3. If the difference between the groups yields a t-value below 2.101 in favour of the drug, “accept” the null hypothesis and take the drug off the market.

Values for $$\alpha$$ and $$\beta$$ will depend on:

• The severity of side effects.
• The size of the potential cure (life-saving?).
• The cost of the drug.
• And so on.

• yes
• no
• don’t know

# .

No. I didn’t mention any p-values in my very brief discussion of Neyman–Pearson, and they are indeed not used in that way of doing statistics. One either rejects the null hypothesis if t is in the “critical region”, or accepts the null hypothesis if t is smaller. One only reports the “significance level” $$\alpha$$ that is used to demarcate the critical region, and one reports that $$\alpha$$ is 0.05.

# .

### Question: Is this a good procedure for scientific belief finding?
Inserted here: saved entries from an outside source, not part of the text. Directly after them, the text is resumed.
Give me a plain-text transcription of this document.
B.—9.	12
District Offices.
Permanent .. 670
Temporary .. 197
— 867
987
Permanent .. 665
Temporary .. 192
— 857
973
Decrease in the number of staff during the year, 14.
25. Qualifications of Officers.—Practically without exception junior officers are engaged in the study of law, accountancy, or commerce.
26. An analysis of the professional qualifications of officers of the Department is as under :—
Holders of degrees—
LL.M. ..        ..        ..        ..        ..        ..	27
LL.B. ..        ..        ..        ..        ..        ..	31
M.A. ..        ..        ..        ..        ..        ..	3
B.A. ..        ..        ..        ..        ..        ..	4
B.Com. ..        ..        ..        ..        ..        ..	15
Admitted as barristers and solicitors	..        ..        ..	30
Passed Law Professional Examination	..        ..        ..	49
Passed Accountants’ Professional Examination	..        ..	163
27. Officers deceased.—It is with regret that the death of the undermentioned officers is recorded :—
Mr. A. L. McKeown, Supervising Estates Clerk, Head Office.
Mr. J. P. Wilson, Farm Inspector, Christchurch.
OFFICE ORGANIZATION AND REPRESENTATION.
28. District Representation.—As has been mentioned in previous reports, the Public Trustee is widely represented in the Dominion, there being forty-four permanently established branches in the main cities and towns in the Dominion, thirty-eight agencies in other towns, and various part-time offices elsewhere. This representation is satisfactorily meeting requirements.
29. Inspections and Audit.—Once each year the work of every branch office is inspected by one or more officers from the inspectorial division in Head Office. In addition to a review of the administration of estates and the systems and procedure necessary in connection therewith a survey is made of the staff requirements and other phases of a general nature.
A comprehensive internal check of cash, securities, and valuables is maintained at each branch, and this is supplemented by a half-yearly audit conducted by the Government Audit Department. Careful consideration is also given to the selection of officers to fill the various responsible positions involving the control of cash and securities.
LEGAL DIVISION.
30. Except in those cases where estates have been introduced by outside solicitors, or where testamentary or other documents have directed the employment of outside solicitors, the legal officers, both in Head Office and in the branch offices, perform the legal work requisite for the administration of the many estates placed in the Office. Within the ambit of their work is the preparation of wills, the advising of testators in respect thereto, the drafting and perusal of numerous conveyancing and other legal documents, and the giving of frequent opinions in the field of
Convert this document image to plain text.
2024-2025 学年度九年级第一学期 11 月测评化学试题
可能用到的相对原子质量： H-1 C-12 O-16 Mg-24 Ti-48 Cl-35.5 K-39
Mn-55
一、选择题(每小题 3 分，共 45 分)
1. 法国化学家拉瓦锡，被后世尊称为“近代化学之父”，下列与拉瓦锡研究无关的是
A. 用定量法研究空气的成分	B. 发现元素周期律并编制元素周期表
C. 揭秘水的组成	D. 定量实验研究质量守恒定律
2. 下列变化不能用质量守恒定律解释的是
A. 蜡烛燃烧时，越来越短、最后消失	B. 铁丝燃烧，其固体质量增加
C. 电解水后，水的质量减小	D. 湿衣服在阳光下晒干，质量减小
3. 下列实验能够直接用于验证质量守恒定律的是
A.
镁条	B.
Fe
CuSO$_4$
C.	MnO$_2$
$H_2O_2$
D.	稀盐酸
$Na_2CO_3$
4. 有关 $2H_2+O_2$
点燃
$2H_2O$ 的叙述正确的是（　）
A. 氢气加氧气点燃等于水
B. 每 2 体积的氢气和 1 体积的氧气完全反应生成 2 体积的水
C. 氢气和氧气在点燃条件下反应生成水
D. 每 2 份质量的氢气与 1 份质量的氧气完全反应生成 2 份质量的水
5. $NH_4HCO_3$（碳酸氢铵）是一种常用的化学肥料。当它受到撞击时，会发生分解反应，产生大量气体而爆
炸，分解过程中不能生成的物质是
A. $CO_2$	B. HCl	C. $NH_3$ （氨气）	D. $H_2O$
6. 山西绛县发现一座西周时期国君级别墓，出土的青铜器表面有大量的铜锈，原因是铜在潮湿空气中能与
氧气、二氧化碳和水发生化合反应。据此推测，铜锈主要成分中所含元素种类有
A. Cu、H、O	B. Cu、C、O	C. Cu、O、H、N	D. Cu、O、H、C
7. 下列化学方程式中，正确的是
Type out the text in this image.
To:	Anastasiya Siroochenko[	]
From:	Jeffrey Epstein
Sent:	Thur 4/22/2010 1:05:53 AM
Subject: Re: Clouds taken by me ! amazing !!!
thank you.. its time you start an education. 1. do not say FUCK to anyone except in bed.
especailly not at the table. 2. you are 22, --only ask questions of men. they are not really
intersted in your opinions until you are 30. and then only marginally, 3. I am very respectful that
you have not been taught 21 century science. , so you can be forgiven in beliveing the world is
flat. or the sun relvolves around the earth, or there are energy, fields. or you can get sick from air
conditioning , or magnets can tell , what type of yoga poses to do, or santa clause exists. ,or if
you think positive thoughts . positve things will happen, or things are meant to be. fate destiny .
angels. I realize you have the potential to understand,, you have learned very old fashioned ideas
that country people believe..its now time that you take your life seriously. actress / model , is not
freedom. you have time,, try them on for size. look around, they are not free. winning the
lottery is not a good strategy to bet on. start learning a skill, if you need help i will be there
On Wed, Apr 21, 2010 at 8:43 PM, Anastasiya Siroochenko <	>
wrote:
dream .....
• yes, because I need a clear criterion for my beliefs
• no, because the strength of my belief will gradiently depend on the p-value
• don’t know

# .

I already suggested that it’s not. Surely the difference between a p-value of 0.049 and one of 0.051 is not impressive enough for me to wholly believe that the effect is real in the former case and that the effect is zero in the latter case. You can read about this in the free article Erroneous analyses of interactions in neuroscience: a problem of significance by Sander Nieuwenhuis, Birte Forstmann & Eric-Jan Wagenmakers (2011, Nature Neuroscience).

### Fisher quotes

Ronald Fisher also had some things to say about p-values above 0.05, namely that you should ignore them (they are null results, and a null result is the same as no result):

The test of significance […] tells [the researcher] what to ignore, namely all experiments in which significant results are not obtained. (Fisher 1929, p. 191)

The null hypothesis is never proved or established, but is possibly disproved, in the course of experimentation. (Fisher 1966, p. 16)

### Can you mix Fisher’s and Neyman–Pearson’s approaches?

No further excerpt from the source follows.